D. José Guerra Campos
El octavo día
Editorial Nacional, Torrelara, Madrid, 1973
A muchos contemporáneos nuestros les ocurre esto: como es imposible renunciar en serio a un sentido para la totalidad de la vida y, por las razones que fueren, con culpa o sin ella, se han perdido otros modos de acercarse al conocimiento de ese sentido (el modo religioso, el modo auténticamente filosófico, el modo artístico profundo, etc.), tratan de conseguirlo mediante lo único que manejan con cierta soltura, es decir, el método científico positivo. Al hacerlo, como sucedió con todo el positivismo y materialismo del siglo pasado y con sus residuos en el siglo actual, se destruye al hombre. El hombre, el sujetó, queda convertido en un fenómeno dentro de un conjunto, fatal o automático, de fenómenos, o bien, queda convertido en un espectador inexplicable, al cual no se pueden aplicar las leyes con que se estudian y se manejan las cosas, pero que tampoco interesa estudiar a fondo. En nombre de lo objetivo se descalifica lo subjetivo.

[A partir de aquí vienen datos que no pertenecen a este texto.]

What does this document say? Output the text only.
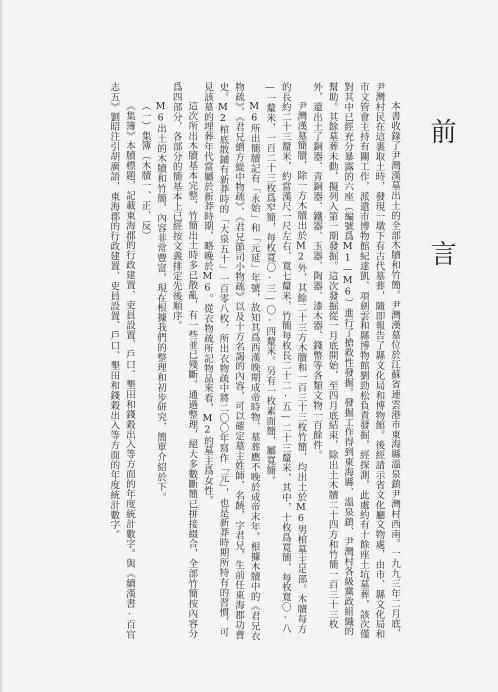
前言

本書收錄了尹灣漢墓出土的全部木牘和竹簡。尹灣漢墓位於江蘇省連雲港市東海縣溫泉鎮尹灣村西南。一九九三年二月底，尹灣村民在這裏取土時，發現一墩下有古代墓葬，隨即報告了縣文化局和博物館。後經請示省文化廳文物處，由市、縣文化局和市文管會主持有關工作，派遣市博物館紀達凱、項劍雲和縣博物館劉勁松負責發掘，經探測，此處約有十餘座土坑墓葬，該次僅對其中已經充分暴露的六座（編號爲M1—M6）進行了搶救性發掘。發掘工作得到東海縣、溫泉鎮、尹灣村各級黨政組織的幫助。其餘墓葬未動，擬列入第一期發掘。這次發掘從一月底開始，至四月底結束，除出土木牘二十四方和竹簡一百三十三枚外，還出土了銅器、青銅器、鐵器、玉器、陶器、漆木器、錢幣等各類文物一百餘件。

尹灣漢墓簡牘，除一方木牘出於M2外，其餘二十三方木牘和一百三十三枚竹簡，均出土於M6男棺墓主足部。木牘每方的長約二十三釐米，約當漢尺一尺左右，寬七釐米，竹簡每枚長二十二·五—二十三釐米，其中，十枚爲寬簡，每枚寬〇·八—一釐米，一百二十三枚爲窄簡，每枚寬〇·三—〇·四釐米。另有一枚素面簡，屬寬簡。

M6所出簡牘記有「永始」和「元延」年號，故知其爲西漢晚期成帝時物，墓葬應不晚於成帝末年。根據木牘中的《君兄衣物疏》、《君兄繒方緹中物疏》、《君兄節司小物疏》以及十方名謁的內容，可以確定墓主姓師，名饒，字君兄，生前任東海郡功曹史。M2棺底散鋪有新莽時的「大泉五十」一百零八枚，所出衣物疏中將二〇〇年寫作「元」，也是新莽時期所特有的習慣，可見該墓的埋葬年代當屬於新莽時期，略晚於M6。從衣物疏所記物品來看，M2的墓主爲女性。

這次所出木牘基本完整，竹簡出土時多已散亂，有一些並已殘斷。通過整理，絕大多數斷簡已拼接綴合，全部竹簡按內容分爲四部分，各部分的簡基本上已經按文義排定先後順序。

M6出土的木牘和竹簡，內容非常豐富，現在根據我們的整理和初步研究，簡單介紹於下。

（一）集簿（木牘一、正、反）

《集簿》本牘標題，記載東海郡的行政建置、吏員設置、戶口、墾田和錢穀出入等方面的年度統計數字。與《續漢書·百官志五》劉昭注引胡廣語，東海郡的行政建置、吏員設置、戶口、墾田和錢穀出入等方面的年度統計數字。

Este desprecio del sujeto es desprecio del hombre; desprecio de lo que en realidad nos interesa más. El «cientismo» es culpable del recelo que no pocos hombres sienten ante la ciencia positiva o el dominio de la técnica. La desconfianza no va contra la ciencia o la técnica por sí mismas, y menos, en nombre del cristianismo, que ha sido, en definitiva, la matriz espiritual de la ciencia y la técnica, pues éstas han nacido y se han desarrollado, históricamente, en la órbita cristiana. El recelo surge frente a una usurpación de la ciencia, frente a un recontamiento indebido, que destruye al hombre diluyéndolo en un todo sometido a leyes ciegas, en las que el sujeto, ser íntimo, con aspiraciones, con libertad, carece de sentido. Los conceptos científicos no incluyen la libertad a no ser por una especie de proyección de lo humano, que muy pocos científicos se atreven a aceptar.